The risk of AI systems hard-coding in the biases of their developers is one of the biggest challenges facing AI today. The size of the challenge was highlighted by recent work from MIT and Stanford University, which found that three commercially available facial-analysis programs display considerable biases against both gender and skin-types.
For instance, the programs were nearly always accurate in determining the gender of light-skinned men, but had an error rate of over 34% when it came to darker-skinned women.
The findings cast additional doubt on how AI systems are trained, and how accurate their suggestions actually are. For instance, the developers of one system that was analyzed claimed accuracy rates of 97%, but when the training data was examined, 77% of the faces were male, and 83% of them were white.
“What’s really important here is the method and how that method applies to other applications,” the authors say. “The same data-centric techniques that can be used to try to determine somebody’s gender are also used to identify a person when you’re looking for a criminal suspect or to unlock your phone. And it’s not just about computer vision. I’m really hopeful that this will spur more work into looking at [other] disparities.”
Facial recognition
The researchers analyzed three general-purpose facial-analysis systems. The systems are typically used to match faces in different photos whilst also identifying characteristics including age and gender.
The team collected a set of images that is more representative of society than traditional data sets used when training facial recognition systems. That meant they had many more women and people with dark skin than is normal. In total, the new dataset contained over 1,200 images.
Each of these images was then coded with the help of a dermatologic surgeon according to the Fitzpatrick scale of skin tones. This is a six-point scale from light to dark that was originally developed to assess risk of sunburn.
The data was then tested on three commercial facial-analysis systems to see just how accurate they were. Sadly, all three fared terribly when analysing female faces, and especially when the women had darker skin. Indeed, across the three systems, the error rate for this cohort was 20.8%, 34.5% and 34.7% respectively, with this jumping to 46.8% for the darkest-skinned women in the data set. In other words, it’s no better than a random guess.

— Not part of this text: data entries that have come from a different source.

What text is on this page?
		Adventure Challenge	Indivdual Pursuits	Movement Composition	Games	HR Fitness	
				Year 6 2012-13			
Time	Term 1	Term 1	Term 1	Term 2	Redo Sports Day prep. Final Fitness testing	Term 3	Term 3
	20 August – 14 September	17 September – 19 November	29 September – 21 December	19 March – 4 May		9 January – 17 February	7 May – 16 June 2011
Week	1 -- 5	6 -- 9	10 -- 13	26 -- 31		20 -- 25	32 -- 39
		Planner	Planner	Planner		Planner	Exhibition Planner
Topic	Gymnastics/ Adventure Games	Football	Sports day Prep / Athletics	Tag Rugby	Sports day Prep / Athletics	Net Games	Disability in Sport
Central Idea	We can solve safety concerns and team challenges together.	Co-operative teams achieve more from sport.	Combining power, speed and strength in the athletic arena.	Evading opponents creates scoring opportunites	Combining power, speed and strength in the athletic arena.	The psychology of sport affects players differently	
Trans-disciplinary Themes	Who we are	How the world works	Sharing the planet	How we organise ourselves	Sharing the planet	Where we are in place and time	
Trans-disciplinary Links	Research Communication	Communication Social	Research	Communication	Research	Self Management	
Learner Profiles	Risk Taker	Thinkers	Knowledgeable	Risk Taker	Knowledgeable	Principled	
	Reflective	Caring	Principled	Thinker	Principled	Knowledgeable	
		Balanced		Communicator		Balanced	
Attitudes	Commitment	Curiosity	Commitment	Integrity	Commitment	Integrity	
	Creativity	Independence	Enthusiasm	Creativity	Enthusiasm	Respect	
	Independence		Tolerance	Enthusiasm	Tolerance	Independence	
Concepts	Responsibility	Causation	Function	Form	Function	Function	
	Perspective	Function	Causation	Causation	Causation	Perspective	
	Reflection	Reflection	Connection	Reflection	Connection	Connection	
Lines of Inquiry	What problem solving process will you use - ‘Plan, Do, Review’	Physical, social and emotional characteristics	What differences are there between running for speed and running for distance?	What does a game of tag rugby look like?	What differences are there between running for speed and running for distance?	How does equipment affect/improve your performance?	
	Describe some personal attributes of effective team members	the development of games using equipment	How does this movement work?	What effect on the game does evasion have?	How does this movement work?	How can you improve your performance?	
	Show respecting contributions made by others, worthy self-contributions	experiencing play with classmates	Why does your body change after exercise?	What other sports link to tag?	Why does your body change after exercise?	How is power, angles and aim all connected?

“To fail on one in three, in a commercial system, on something that’s been reduced to a binary classification task, you have to ask, would that have been permitted if those failure rates were in a different subgroup?” the author concludes. “The other big lesson … is that our benchmarks, the standards by which we measure success, themselves can give us a false sense of progress.”
It’s a fascinating piece of work that highlights just how far such AI systems still have to go before they can be considered fair and just. It also underlines the need for better regulation so that systems that claim to be highly accurate are held to account for biases hard-coded into their working.